Il y a deux semaines nous avons eu le plaisir de recevoir un groupe de personnes intéressées par l’art. Elles sont venues découvrir l’atelier, mes sculptures et notre façon de travailler ensemble, la poétesse et moi. Un des visiteurs s’est prêté au jeu de servir de modèle. L’événement a été organisé par Anne Nières, qui donne des conférences d’art dans la région et organise des sorties culturelles.

J’ai trouvé sa tête bien intéressante pour la sculpter.
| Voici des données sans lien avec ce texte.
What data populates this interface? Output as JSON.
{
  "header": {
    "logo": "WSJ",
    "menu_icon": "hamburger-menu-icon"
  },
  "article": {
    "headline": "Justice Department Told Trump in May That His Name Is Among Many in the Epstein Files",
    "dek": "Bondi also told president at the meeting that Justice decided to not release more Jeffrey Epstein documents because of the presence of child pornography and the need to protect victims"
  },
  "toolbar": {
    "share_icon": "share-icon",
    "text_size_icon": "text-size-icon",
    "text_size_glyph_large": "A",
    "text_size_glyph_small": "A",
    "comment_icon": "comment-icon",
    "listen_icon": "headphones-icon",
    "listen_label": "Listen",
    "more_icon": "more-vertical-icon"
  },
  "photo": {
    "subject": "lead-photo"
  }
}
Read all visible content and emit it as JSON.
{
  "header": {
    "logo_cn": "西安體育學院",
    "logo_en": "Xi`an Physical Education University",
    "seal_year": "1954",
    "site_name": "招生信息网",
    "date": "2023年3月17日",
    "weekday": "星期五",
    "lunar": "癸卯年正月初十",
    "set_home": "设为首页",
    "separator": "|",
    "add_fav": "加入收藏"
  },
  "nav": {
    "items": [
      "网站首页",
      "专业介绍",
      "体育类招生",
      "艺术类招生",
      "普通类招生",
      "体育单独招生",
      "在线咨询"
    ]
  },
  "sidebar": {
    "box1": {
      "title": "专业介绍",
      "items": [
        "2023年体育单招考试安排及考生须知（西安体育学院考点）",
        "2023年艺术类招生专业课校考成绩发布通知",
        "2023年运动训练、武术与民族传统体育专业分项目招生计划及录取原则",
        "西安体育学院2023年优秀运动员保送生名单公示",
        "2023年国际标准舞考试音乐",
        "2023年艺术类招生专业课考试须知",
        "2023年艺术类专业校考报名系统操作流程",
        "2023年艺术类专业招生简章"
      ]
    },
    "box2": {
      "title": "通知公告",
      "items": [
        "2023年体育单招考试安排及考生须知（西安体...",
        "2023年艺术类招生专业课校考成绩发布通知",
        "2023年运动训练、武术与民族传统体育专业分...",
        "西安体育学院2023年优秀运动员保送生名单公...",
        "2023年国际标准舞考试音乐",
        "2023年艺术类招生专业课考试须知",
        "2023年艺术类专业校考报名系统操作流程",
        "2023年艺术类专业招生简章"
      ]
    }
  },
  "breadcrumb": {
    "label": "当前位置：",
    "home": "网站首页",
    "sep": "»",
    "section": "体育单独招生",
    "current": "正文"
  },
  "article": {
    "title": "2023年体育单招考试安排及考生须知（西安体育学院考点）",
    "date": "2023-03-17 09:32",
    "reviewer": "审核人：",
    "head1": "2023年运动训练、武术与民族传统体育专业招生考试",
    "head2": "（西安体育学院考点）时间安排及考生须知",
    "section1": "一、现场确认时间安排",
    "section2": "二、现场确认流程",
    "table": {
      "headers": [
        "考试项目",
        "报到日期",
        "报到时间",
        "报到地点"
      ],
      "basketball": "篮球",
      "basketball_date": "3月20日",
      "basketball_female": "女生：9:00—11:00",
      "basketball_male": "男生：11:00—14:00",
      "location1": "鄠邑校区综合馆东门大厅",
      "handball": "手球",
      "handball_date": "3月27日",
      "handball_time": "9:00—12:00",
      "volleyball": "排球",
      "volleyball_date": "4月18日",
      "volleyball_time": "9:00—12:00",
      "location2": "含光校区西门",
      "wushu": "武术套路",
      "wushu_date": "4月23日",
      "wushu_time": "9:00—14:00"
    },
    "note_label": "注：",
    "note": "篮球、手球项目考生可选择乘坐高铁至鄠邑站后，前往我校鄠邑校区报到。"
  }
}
Un visage très expressif, la tête bien géométrique, une moustache dessinée avec soin, des yeux rieurs.

Après une introduction à notre univers de création et en particulier à celui de la sculpture, Juliette a expliqué au modèle qu’il pouvait bouger, parler, rire. Elle l’a bombardé de photos pour que je puisse plus tard travailler les détails.

L’expérience m’a semblé réussie : j’ai pu faire une démonstration de mon travail dans une ambiance à la fois détendue et d’une grande attention. Ils ont posé beaucoup de questions. Je dois dire qu’en général j’ai peur des questions, car souvent elles se centrent sur des sujets plutôt pratiques (voir mon article, cliquez ici).  Cette fois, les questions concernaient la création. Nous avons reçu des mots encourageants à la fin de la séance.

Recevoir des gens dans l’atelier pour parler d’art est une façon de remplir l’espace d’énergie. Une fois que tout le monde est parti, l’atelier retrouve son silence avec un fond de bruit d’eau qui court. La petite cascade ne se tarit jamais. Et le ciel gris tissé par les branches des arbres nous rappelle que l’hiver est toujours là.